Viewers are drawn into the story, leading to better recall and bigger attitude changes.
While this suggests the 6-second mobile format faces more challenges, some brands have mastered this format and created very successful short-form ads which convert viewers to buyers. The study looked to identify what drove that success and understand how it could be replicated.
6-second ads require a narrative rethink
Normal ad and film conventions don’t apply. The best examples employed non-traditional or simplified narrative storytelling or even a complete absence of narrative storytelling.
Check out this example by M&S as a good example of highly simplified narrative – how do you make hot cross buns, ingredients, mix, cook, ready – a very simple beginning, middle and end.
Nor does everything need to be spelt out for the viewer. The most successful ads leveraged existing knowledge and culture, such as character archetypes, genres tropes, existing brand associations or characters, and allowed them to infer the information.

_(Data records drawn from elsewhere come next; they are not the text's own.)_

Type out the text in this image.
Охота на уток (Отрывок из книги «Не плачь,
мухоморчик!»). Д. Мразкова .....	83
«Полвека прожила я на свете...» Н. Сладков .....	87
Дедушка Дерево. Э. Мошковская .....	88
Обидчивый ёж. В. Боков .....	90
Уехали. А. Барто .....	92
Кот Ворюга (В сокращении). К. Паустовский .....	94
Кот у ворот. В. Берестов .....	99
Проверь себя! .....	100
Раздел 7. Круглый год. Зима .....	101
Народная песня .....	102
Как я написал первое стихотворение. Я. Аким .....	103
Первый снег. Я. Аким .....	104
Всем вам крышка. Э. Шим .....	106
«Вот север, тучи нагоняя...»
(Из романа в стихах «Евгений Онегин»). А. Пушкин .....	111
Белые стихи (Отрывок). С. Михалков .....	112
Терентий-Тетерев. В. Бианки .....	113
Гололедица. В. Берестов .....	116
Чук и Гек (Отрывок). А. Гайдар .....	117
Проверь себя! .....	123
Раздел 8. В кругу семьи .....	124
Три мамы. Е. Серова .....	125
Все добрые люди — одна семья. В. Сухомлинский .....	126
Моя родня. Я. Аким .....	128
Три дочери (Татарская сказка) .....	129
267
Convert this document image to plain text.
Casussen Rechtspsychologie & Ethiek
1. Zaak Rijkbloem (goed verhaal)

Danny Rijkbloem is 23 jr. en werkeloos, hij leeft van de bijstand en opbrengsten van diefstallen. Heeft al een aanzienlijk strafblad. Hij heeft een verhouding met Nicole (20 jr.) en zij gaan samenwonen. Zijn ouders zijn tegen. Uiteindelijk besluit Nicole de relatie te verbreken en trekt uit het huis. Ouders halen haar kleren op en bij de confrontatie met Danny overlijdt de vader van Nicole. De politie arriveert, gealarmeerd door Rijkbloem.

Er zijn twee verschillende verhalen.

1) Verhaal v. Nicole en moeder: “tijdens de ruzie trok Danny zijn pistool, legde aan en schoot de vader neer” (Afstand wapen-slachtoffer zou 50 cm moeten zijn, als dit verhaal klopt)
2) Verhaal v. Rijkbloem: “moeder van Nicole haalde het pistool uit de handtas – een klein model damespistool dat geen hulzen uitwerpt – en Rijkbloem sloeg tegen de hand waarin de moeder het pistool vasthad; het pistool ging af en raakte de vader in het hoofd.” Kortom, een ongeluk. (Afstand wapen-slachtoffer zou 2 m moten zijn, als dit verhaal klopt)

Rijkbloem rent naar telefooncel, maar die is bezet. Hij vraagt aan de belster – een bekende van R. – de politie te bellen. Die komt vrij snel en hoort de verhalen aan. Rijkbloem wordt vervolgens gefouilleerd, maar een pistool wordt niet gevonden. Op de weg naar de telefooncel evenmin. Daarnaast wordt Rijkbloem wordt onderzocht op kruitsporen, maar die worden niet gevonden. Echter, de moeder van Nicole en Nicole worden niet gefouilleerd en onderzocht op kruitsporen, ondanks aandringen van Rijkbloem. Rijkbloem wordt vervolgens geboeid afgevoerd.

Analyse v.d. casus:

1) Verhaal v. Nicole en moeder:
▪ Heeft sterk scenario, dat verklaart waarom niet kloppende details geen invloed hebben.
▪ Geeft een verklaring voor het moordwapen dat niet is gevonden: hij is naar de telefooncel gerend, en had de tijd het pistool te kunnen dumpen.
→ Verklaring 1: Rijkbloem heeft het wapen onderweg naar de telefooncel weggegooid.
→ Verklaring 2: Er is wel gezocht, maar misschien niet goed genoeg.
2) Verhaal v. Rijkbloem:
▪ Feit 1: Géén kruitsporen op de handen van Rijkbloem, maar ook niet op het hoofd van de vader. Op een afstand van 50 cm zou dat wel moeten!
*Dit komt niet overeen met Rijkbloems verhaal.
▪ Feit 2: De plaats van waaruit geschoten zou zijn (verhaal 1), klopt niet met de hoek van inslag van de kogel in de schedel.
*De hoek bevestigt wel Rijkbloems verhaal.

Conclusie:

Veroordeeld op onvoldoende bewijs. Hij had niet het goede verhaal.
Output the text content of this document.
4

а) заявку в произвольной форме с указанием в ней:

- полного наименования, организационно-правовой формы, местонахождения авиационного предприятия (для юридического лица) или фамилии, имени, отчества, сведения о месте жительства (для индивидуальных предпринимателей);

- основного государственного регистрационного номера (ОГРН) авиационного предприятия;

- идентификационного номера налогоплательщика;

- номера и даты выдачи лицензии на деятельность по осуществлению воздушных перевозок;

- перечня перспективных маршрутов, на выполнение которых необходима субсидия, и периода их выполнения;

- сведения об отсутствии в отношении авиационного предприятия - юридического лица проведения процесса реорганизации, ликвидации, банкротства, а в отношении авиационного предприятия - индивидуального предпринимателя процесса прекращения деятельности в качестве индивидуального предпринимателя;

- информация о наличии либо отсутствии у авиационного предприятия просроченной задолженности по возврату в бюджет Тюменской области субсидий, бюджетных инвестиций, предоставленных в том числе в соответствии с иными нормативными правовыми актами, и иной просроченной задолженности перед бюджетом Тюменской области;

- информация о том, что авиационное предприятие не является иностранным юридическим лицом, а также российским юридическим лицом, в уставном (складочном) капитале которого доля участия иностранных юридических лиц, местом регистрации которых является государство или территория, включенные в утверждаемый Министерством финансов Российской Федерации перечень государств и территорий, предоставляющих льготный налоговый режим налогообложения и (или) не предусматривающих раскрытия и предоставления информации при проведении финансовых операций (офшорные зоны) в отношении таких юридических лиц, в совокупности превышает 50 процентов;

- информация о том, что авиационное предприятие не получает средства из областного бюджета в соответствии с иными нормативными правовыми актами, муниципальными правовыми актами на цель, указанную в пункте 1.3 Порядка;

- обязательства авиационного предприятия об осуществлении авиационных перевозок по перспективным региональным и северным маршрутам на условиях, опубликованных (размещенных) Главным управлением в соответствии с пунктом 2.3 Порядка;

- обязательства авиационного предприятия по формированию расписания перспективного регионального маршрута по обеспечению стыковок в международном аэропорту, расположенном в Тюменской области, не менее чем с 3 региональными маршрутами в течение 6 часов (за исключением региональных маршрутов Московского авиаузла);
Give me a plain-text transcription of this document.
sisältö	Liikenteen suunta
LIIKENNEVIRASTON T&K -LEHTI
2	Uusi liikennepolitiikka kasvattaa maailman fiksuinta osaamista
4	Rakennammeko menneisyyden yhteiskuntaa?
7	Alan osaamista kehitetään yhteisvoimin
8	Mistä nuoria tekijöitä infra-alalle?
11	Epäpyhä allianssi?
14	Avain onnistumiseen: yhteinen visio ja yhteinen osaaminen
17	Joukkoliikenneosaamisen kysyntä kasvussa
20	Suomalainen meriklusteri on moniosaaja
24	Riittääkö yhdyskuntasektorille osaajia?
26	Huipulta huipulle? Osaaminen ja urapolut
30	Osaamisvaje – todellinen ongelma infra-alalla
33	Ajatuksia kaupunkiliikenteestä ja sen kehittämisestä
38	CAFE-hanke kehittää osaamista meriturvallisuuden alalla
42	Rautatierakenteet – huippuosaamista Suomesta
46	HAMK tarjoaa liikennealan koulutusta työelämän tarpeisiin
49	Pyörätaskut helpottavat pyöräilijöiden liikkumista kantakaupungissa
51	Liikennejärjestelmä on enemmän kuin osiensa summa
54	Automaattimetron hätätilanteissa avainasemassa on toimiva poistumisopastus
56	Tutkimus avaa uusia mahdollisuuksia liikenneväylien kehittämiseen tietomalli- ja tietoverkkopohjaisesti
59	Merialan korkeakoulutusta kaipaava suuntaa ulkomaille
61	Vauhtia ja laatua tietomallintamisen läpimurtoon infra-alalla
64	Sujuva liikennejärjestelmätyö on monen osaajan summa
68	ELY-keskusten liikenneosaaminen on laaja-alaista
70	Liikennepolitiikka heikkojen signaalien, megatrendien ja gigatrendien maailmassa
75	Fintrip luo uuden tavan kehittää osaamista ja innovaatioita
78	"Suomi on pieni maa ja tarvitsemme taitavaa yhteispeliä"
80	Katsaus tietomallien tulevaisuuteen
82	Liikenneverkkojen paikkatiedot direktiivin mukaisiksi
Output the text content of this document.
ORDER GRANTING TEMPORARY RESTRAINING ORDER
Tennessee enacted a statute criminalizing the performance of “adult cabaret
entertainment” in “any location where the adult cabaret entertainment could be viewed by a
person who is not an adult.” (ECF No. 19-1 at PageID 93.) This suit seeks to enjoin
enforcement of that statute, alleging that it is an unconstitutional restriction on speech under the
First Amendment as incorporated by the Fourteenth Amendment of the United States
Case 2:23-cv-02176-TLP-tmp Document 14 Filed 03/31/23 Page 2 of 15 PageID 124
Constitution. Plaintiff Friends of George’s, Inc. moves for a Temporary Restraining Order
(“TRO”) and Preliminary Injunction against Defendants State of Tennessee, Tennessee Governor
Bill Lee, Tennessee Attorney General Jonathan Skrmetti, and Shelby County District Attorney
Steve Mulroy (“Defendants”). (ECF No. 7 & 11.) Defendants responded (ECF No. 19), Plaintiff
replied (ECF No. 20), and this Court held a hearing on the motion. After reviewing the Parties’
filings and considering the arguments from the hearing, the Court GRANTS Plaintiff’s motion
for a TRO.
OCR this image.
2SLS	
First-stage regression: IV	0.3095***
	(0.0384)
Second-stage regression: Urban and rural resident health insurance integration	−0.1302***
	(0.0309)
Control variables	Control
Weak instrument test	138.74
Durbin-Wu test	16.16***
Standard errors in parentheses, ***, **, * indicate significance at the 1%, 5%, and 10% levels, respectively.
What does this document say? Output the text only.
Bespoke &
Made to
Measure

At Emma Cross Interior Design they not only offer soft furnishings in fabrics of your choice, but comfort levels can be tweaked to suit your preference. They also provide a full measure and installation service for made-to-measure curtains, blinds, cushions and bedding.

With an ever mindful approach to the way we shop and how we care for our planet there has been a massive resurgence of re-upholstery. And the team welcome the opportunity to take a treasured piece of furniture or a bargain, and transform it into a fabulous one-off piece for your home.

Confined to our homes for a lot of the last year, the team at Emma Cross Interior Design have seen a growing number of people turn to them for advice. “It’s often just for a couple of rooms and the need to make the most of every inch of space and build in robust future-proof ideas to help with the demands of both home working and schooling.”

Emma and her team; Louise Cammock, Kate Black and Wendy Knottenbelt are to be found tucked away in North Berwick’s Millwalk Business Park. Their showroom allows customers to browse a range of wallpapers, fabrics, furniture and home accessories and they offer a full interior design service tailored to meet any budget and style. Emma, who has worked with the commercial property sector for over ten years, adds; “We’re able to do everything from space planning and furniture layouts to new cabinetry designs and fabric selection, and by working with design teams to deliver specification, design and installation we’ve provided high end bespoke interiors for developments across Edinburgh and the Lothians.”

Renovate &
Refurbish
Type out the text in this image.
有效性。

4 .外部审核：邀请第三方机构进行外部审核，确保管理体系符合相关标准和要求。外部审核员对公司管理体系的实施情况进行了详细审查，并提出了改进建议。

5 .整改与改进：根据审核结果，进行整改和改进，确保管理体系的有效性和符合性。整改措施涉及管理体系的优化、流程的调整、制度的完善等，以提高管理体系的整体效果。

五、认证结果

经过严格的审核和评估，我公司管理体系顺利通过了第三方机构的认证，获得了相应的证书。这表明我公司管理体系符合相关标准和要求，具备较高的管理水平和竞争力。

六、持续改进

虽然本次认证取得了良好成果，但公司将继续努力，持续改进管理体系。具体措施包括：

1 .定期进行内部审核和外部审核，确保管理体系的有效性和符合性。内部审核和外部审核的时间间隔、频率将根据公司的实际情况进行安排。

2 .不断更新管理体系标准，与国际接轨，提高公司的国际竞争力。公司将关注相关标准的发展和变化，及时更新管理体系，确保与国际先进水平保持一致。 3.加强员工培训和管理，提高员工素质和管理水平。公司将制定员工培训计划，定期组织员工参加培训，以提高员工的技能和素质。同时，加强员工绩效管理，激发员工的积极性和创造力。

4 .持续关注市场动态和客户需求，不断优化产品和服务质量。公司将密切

This ad for Road Lodge Hotels – the ad relies on the assumed knowledge of the viewer – that we know rock stars are famed for trashing hotel rooms.
Bumpers can also be used as building blocks for a larger story, either as a collection of vignettes or through serialised storytelling.
Like these ads for Airbnb here and here – by using the same family and style and tone, the ads build a world without needing to be viewed in sequence.
Distribution and targeting are more important than ever!
If you’re using non-traditional storytelling, it’s critical to understand your audience. Messages need to be tailored to a specific audience in order to land.
You need to know exactly who is seeing your ads if you’re relying on existing viewer knowledge for them to make sense or land culturally.
And the use of vignette or serialised storytelling requires hyper-targeting or retargeting to ensure your message makes sense to viewers.
With this in mind, News Corp Australia and Unruly have just launched brand new 6-second packages to help advertisers reach the right audiences for their short form creatives.
Our packages leverage the incredible targeting power of News Connect – allowing advertisers to focus on who is seeing their ads rather than worrying about how they’re seeing them.
They combine New Corp Australia’s pre-roll inventory with Unruly’s outstream inventory to smash a range of KPIs like awareness or consideration.
Running exclusively across Australia’s largest short-form storytelling ecosystem, these packages provide cost-effective reach in a premium, brand-safe environment.
So advertisers can rest assured they can jump on the 6-second bandwagon, safe in the knowledge that their ads will hit their mark, without breaking the bank.
The San Diego University findings confirm that 6-second ads can be successful, however, advertisers need to think outside the box when it comes to narrative and be on point with their targeting.